Applicant's summary and conclusion

Conclusions:
Interpretation of results (migrated information):
negative

The test substance is not mutagenic in the bacterial reverse mutation test (Ames test) with or without metabolic activation.
Executive summary:

Petol PM 410-4N was examined for mutagenic activity in the bacterial reverse mutation test (GLP compliant and according to OECD guideline 471) using the histidine-requiring Salmonella typhimuriumstrains TA1535, TA1537, TA98, TA100 and the tryptophan-requiring Escherichia coli strain WP2uvrA, in the absence and presence of S9-mix.
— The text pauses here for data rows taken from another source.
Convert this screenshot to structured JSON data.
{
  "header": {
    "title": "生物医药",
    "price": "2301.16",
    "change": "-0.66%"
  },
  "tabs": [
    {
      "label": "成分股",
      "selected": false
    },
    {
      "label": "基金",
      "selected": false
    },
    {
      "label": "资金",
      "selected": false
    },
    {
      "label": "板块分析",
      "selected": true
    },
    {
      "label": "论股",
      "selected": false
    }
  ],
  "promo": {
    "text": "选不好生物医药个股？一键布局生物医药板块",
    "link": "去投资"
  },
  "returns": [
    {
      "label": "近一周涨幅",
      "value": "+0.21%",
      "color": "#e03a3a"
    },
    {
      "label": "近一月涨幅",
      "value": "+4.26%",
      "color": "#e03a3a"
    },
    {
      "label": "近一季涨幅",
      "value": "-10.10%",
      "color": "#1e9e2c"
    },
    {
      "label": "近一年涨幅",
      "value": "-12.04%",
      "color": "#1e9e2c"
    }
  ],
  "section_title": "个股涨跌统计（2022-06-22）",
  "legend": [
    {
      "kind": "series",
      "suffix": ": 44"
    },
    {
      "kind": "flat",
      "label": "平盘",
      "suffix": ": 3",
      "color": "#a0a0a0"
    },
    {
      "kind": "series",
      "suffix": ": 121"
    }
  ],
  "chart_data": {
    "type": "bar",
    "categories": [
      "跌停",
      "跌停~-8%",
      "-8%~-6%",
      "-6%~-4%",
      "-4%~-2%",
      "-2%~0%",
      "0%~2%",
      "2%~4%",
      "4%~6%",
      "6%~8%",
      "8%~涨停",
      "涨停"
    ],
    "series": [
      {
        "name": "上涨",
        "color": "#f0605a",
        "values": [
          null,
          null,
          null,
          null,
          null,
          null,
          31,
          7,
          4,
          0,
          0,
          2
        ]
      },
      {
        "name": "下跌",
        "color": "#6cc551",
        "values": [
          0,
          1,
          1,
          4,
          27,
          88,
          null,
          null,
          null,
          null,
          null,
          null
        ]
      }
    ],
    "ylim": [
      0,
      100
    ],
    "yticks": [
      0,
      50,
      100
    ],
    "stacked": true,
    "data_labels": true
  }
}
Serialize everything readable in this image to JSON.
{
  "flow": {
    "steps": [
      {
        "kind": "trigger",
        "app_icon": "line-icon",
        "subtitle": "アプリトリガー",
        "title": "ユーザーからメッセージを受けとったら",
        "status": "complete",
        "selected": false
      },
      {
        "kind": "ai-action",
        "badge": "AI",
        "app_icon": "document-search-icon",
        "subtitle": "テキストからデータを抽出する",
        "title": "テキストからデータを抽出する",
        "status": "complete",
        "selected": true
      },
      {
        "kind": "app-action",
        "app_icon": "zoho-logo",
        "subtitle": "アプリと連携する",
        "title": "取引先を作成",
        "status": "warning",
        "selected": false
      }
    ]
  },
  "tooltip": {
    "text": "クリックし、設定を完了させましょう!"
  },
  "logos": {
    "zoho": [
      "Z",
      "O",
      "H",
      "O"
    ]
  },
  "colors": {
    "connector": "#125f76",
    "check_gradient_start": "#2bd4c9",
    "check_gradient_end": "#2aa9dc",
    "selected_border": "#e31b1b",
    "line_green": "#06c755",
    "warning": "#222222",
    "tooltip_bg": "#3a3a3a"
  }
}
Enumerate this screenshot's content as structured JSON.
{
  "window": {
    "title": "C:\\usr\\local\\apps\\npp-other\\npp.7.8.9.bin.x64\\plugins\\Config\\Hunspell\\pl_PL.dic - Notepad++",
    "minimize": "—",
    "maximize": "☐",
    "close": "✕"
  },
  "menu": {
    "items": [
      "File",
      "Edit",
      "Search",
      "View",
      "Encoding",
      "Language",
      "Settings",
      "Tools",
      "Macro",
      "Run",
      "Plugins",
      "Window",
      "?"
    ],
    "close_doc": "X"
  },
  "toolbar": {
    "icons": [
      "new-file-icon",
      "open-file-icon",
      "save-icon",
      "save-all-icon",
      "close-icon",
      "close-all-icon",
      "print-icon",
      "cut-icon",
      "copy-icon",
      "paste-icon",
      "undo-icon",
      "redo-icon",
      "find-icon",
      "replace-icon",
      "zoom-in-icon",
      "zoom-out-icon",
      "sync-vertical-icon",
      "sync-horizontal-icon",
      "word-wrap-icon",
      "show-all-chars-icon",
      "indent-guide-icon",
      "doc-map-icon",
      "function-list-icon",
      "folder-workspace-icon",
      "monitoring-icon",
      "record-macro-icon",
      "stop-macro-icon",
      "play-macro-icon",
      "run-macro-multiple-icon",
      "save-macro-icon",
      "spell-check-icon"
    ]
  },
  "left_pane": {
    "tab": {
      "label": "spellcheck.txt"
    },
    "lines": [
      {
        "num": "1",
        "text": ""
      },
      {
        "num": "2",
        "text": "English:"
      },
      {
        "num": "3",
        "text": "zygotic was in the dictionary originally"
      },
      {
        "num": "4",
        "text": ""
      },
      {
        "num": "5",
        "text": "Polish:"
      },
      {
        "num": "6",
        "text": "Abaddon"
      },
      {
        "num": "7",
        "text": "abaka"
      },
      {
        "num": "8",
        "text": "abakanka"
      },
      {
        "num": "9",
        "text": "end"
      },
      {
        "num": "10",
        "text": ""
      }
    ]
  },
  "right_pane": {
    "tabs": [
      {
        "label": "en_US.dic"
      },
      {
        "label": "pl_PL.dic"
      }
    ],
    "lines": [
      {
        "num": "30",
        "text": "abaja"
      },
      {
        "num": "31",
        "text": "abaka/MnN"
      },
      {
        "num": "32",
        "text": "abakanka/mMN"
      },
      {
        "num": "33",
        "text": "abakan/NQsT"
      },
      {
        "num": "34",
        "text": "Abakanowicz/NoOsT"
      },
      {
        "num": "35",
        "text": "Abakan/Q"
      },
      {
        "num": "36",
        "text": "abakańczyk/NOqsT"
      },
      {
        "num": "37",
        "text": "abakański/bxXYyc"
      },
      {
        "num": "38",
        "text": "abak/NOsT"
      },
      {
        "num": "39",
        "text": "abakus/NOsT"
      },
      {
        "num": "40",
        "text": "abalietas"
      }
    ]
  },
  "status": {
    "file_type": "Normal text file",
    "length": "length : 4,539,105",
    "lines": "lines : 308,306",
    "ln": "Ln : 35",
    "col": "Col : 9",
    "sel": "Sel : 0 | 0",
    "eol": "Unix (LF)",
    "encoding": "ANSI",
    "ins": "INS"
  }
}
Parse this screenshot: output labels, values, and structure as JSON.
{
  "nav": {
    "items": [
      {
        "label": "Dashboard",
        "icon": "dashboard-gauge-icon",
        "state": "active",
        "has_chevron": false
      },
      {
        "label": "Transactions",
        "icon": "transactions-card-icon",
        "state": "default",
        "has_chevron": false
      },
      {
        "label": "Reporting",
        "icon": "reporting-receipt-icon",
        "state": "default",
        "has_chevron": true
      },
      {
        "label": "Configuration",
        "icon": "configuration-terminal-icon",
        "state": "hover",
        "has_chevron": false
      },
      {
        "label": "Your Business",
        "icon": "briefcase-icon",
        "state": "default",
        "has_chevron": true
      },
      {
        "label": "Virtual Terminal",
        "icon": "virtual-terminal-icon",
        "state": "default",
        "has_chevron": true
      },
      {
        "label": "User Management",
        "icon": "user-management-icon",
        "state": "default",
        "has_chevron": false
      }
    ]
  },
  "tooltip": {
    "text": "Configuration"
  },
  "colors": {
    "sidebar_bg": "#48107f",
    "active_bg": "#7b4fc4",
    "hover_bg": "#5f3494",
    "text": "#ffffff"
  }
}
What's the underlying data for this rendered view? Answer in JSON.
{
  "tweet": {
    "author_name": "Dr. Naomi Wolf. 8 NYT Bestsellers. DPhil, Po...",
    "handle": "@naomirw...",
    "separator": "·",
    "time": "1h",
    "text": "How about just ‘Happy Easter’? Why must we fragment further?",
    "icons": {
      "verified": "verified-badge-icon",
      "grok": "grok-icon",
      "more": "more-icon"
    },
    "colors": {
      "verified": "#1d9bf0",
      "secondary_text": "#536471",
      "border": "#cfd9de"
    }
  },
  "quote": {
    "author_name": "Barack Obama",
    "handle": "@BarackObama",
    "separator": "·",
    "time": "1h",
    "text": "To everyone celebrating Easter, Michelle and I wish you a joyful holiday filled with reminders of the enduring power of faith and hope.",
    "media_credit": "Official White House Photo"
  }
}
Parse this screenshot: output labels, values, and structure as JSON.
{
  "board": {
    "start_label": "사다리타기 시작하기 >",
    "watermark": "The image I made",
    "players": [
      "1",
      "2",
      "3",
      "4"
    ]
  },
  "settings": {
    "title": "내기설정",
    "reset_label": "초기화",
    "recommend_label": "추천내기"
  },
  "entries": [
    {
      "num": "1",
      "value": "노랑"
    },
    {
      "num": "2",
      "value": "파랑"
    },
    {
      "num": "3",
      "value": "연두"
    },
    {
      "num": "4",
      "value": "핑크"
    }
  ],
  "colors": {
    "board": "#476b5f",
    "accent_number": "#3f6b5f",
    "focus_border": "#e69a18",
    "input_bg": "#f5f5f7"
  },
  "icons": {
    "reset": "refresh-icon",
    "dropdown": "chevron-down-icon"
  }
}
In the initial mutation test (plate incorperation test) the following concentrations were tested:1000, 316, 100, 31.6, 10, 3.16 and 1 μg/plate based on the preliminary range finding test.Because of the observed cytotoxic effect of the test item (in the Salmonella typhimurium strains) the above concentrations were modified in the Confirmatory Mutation Test (Pre Incubation Test). The following concentrations were examined in the Salmonella typhimurium strains: -S9 Mix: 100; 31.6; 10; 3.16; 1; 0.32 and 0.1 μg/plate, +S9 Mix: 1000; 316; 100; 31.6; 10; 3.16 and 1 μg/plate. No inhibition was obtained in the Initial Mutation Test in the case of Escherichia coli WP2 uvrA. Therefore, the following modified concentration range was examined in the Confirmatory Mutation Test for the E. Coli strain: 5000; 2500; 1000; 316; 100; 31.6 and 10 μg/plate. In the Initial Mutation Test in Escherichia coli WP2 uvrA the examined concentration range did not fulfill the guideline criterion as the highest examined concentration level was 1000 μg/plate and was not unequivocally a cytotoxic concentration, therefore a short completion of this experimental part was necessary (Completed Plate Incorporation Test). In the Completed Plate Incorporation Test, the concentrations were: 5000; 2500; 1000 and 316 μg/plate.No substantial increases were observed in revertant colony numbers of any of the five test strains following treatment with Petol PM 410-4N at any concentration level, either in the presence or absence of metabolic activation (S9 Mix) in the performed experiments.The positive controls showed the expected, biological relevant increases in induced revertant colonies in all experimental phases, in all tester strains. The reported data of this mutagenicity assay show that under the experimental conditions applied, the test item did not induce gene mutations by base pair changes or frameshifts in the genome of the strains used. In conclusion, the test item Petol PM 410-4N has no mutagenic activity on the applied bacterium tester strains under the test conditions used in this study.